Divisione V – Danno ambientale

  1. Predisposizione dell’attività istruttoria, in collaborazione con le altre Direzioni generali, per la definizione dei criteri per l’uniforme esercizio delle azioni di risarcimento in materia di danno ambientale.
  2. Prevenzione e contrasto dei danni ambientali ed adozione di programmi di sistema di indagine e di contrasto a ecomafie in tutto il territorio nazionale, ed azioni di prevenzione del danno nelle ipotesi in cui sia rilevata una minaccia imminente, monitorando, anche in collaborazione con ISPRA, le misure di prevenzione e messa in sicurezza predisposte dagli operatori; cura dei rapporti con l’Avvocatura dello Stato e le autorità competenti in tema di prevenzione e contrasto del danno ambientale.
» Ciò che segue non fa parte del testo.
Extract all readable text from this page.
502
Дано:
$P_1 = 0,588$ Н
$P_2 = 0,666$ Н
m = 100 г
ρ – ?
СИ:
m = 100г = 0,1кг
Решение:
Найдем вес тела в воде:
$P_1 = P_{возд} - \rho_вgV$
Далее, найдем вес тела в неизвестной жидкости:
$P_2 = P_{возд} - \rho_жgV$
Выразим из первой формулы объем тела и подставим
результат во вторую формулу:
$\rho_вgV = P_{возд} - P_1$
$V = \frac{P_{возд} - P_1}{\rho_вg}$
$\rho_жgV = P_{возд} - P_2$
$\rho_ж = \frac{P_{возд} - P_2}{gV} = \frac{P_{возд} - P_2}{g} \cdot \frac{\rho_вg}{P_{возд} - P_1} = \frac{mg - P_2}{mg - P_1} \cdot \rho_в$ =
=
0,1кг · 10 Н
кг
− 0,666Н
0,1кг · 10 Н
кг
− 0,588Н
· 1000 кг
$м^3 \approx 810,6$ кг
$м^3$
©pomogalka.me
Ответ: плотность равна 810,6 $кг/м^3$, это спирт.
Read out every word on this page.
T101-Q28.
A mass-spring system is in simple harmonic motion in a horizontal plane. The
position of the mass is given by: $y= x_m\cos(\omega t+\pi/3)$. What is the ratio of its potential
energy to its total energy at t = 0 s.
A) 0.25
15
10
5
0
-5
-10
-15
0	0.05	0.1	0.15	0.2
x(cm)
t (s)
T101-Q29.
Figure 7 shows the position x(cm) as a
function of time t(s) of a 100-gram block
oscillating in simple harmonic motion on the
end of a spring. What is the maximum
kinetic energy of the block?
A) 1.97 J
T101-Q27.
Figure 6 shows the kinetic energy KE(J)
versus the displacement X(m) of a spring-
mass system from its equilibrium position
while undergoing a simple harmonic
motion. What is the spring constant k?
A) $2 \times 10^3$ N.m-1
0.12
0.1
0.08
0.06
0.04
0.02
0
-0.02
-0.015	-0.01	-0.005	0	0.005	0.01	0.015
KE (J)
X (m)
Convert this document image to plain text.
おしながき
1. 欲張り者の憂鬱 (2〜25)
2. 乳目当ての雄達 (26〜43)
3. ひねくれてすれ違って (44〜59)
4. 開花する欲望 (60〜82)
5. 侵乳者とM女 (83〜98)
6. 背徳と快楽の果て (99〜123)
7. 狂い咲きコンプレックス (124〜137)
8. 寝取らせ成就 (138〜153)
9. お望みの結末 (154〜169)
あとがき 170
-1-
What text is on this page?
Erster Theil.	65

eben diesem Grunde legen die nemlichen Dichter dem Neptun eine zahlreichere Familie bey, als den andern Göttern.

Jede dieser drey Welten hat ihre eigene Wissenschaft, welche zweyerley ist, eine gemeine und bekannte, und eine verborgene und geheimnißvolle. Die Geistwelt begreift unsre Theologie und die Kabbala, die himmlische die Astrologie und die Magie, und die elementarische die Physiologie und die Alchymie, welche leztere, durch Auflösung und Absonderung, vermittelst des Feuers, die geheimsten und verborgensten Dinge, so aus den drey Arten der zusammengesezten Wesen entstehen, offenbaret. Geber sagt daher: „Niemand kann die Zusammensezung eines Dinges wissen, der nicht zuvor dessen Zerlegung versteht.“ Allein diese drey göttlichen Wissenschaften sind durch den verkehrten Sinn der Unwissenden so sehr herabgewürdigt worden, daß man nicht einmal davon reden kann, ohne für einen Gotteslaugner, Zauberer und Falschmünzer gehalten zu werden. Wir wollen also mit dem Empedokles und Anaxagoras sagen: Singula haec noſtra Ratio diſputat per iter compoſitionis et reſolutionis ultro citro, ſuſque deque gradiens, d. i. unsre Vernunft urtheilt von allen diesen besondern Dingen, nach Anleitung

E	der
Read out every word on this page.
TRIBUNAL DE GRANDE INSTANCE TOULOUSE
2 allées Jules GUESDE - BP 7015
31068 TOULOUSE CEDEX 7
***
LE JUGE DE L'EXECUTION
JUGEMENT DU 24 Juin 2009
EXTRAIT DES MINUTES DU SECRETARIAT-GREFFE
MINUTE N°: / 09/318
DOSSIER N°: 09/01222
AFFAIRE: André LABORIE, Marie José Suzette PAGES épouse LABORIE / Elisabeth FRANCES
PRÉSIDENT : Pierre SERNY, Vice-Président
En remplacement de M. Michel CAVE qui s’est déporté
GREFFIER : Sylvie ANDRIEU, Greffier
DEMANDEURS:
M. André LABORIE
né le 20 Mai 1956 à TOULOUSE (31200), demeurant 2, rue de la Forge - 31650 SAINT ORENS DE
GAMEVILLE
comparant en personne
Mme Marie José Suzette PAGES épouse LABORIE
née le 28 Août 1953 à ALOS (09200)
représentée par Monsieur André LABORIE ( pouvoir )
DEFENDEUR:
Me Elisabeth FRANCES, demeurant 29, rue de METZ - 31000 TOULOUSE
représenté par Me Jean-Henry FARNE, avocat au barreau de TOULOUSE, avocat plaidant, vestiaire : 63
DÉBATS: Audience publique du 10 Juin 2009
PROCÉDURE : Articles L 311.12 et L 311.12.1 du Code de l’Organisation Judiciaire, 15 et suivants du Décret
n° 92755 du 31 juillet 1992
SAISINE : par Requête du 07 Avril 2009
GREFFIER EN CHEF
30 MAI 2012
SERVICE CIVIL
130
  3. Titolarità delle azioni risarcitorie in materia di danno ambientale di competenza ministeriale, nonché in relazione agli interventi di bonifica di competenza di altre amministrazioni, e definizione, in collaborazione con le altre Direzioni generali, dei criteri per la gestione del contenzioso in materia di danno ambientale.
  4. Cura dell’attività istruttoria per l’individuazione e la quantificazione del danno ambientale, con riferimento ai procedimenti di bonifica di interesse nazionale ai fini dell’azione di risarcimento e ripristino in sede civile e penale e dell’adozione di ordinanze per la riparazione, ai sensi della parte IV del D.Lgs. 3 aprile 2006, n. 152.
  5. Predisposizione delle relazioni relative ai ricorsi al Consiglio di Stato, al TAR e ai ricorsi straordinari al Presidente della Repubblica, nonché relative ai procedimenti civili e penali nei quali il Ministero è coinvolto per le materie di competenza della Direzione.
  6. Gestione dei contenziosi in tema di danno ambientale, monitoraggio sull’andamento delle azioni di risarcimento e ripristino in sede civile e penale, anche mediante l’adozione di ordinanze per la riparazione.
  7. Monitoraggio dell’attuazione delle misure riparative e del ripristino dello stato dei luoghi.
  8. Gestione delle azioni di rivalsa per il recupero dei costi nel caso in cui il responsabile del danno rimanga inerte o non sia individuato.